Most of us look so forward to holidays. Holidays mean time to stay home from work and school, time to visit with family and friends, time to travel, cook, and enjoy traditions. But even for the healthiest of families, holidays can be stressful.
Divorce can add another level of challenges to holidays, especially if you have children. No longer is your nuclear family spending the holidays together. The children will likely be dividing their time between both parents; and, if not, they will probably be missing the other parent.
Here are some steps to help you handle the holidays following your divorce. Traditions can be comforting and fun, but if you embrace flexibility and communication, you can begin new and different traditions for yourself and your children during the holidays.
Communicate with your co-parent about the schedule as far in advance as possible. Begin the discussion several weeks if not months before the holidays. Look at the children’s school and extra-curricular schedules, check your own work schedule, and check with your family members about dates everyone will want to get together.

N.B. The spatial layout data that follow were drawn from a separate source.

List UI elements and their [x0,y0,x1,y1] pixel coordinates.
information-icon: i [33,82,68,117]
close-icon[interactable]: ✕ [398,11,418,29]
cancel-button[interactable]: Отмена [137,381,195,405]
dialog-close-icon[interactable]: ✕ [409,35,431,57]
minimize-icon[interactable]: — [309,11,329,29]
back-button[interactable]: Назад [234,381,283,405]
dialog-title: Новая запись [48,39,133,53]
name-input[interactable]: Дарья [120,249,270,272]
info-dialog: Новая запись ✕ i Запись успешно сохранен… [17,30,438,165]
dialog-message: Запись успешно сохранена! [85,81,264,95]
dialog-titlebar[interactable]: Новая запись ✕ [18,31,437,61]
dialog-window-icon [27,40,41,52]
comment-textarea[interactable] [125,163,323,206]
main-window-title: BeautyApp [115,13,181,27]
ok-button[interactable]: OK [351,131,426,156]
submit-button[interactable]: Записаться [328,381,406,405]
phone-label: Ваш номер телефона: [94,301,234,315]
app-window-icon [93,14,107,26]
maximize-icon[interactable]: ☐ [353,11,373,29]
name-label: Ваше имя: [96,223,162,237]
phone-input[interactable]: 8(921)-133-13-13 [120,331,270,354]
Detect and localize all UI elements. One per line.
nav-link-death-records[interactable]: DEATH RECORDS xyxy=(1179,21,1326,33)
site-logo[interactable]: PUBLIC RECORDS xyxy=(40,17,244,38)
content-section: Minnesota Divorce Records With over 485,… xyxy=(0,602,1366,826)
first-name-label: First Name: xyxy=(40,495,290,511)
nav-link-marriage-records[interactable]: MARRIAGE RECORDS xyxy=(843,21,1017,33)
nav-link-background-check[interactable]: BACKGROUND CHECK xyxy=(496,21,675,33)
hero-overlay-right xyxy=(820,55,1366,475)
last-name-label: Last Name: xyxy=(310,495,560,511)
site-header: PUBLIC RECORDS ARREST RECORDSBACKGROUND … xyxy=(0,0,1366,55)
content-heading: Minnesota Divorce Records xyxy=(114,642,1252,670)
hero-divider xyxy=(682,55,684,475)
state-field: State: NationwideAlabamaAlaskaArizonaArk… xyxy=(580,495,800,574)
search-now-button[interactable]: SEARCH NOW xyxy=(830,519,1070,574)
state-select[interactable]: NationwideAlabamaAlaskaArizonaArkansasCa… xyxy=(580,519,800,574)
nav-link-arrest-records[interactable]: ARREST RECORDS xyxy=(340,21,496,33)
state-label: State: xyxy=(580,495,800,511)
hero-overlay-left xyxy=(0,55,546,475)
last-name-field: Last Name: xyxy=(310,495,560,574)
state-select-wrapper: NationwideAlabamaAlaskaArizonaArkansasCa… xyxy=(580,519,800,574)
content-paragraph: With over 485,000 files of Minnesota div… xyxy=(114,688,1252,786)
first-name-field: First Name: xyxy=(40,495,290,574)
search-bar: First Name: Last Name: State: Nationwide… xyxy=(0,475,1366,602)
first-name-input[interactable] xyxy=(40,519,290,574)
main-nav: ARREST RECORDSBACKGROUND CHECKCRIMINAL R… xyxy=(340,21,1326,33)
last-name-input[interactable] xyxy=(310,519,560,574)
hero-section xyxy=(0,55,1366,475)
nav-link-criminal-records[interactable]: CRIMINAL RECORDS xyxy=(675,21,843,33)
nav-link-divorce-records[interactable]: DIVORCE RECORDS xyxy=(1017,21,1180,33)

Decide the holiday schedule together; then put it in writing. This way neither parent can misremember what the agreed schedule is. Having a defined holiday schedule will allow others to plan as well. (If Grandma likes to bake cookies with the children before Christmas, she will know when they are available.)
3. Declare A Truce.
If possible, put the legal process aside for a few weeks so that you can focus on your own peace of mind and your child’s needs. Unless there is a hearing scheduled, declare a truce and do not discuss litigated issues.
4. Let Go.
Let go of the past ideal. Whatever you had established as routine or tradition as a nuclear family will no longer be the same. You might choose to incorporate some of the same things in your holiday. Ask your children which rituals are important to them and that they would like to continue. Take the opportunity to create new, fun traditions, too!
5. Be Flexible.
Be sensitive to what the children may miss and try to accommodate this in the parenting schedule. For example, if your family went on a ski trip with your ex’s parents every winter since the kids can remember, try to work out a visitation plan that allows them to continue that tradition.
6. Be A Safe Place.
Remember that your children will likely be experiencing loss, confusion, and/or sadness because things aren’t the way they used to be. They may not know what to expect and sense you are sad as well. Focus on creating a safe, happy time even if it looks different than before. Kids take so many cues from adults—especially their parents. If you present a hopeful, pleasant, calm holiday atmosphere, the children will feel more comfortable welcoming the new/different holiday experience.